Rendre visible celles et ceux que la société a tendance à laisser de côté, c’est aussi la prouesse souvent répétée par les Souffleurs commandos poétiques, autre collectif artistique implanté à Aubervilliers. L’un de leur projet est à cet égard emblématique : il y a quelques années, à Beaugency (Loiret), un festival les missionne pour une intervention dans l’espace public. Ils ne tardent pas à choisir Garambault, quartier défavorisé en périphérie de la ville, qui ne figurait même pas sur le site de la mairie dans la liste de ses quartiers – tout un symbole ! «On s’est dit : si la poésie doit être effective, c’est bien ici», raconte Olivier Comte, codirecteur des Souffleurs. Alors pendant des mois, en lien avec les écoles et les habitants, les artistes préparent une immense déclaration d’amour au centre-ville, à la façon d’un amant délaissé qui tenterait le tout pour le tout : 800 panneaux d’écritures amoureuses brûlantes sont confectionnés, empruntant aux mots des enfants et des adultes du quartier, et aux textes de René Char, Adonis, Duras ou Verlaine.

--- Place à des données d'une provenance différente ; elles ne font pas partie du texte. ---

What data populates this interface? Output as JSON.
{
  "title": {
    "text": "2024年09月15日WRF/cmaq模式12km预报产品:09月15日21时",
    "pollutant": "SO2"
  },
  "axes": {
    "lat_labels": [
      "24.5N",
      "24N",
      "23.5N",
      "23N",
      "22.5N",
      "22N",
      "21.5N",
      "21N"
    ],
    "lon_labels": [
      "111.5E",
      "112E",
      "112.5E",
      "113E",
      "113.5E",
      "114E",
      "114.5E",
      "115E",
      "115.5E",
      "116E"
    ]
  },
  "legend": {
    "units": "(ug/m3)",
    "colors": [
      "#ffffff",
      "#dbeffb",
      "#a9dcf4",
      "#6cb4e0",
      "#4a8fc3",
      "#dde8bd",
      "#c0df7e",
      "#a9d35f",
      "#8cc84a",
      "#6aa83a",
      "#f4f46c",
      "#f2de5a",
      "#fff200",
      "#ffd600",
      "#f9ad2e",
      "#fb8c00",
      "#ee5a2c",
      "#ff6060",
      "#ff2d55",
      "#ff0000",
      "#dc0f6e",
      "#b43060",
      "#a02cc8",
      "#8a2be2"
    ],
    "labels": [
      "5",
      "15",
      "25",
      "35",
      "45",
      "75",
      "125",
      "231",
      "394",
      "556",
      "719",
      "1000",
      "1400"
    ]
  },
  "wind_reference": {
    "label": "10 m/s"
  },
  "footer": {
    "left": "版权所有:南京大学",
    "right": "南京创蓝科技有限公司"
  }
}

Animés par les habitants, ces panneaux défilent sur le marché central de Beaugency, et font l’objet d’une immense installation sur 2 hectares, dans un parc de Garambault. La nuit venant, ces écritures sentimentales sont éclairées par une multitude de feux. Le spectacle est inattendu, féerique. «Les gens nous disaient : personne ne se déplacera à Garambault. Mais 3 000 personnes sont venues, le moment fut extraordinaire», se souvient Olivier Comte. Depuis cette intervention des Souffleurs, la ville a décidé de réélectrifier le quartier, et d’y organiser sa fête annuelle. Et bien sûr, Garambault est entré sur le site officiel de la mairie… «On nous dit parfois que l’art, c’est de la poudre aux yeux, des paillettes, eh bien non ! Avec des projets pensés spécialement, sensiblement, pour un quartier, pour un lieu, les poètes aident aussi à penser le monde, à le transformer.»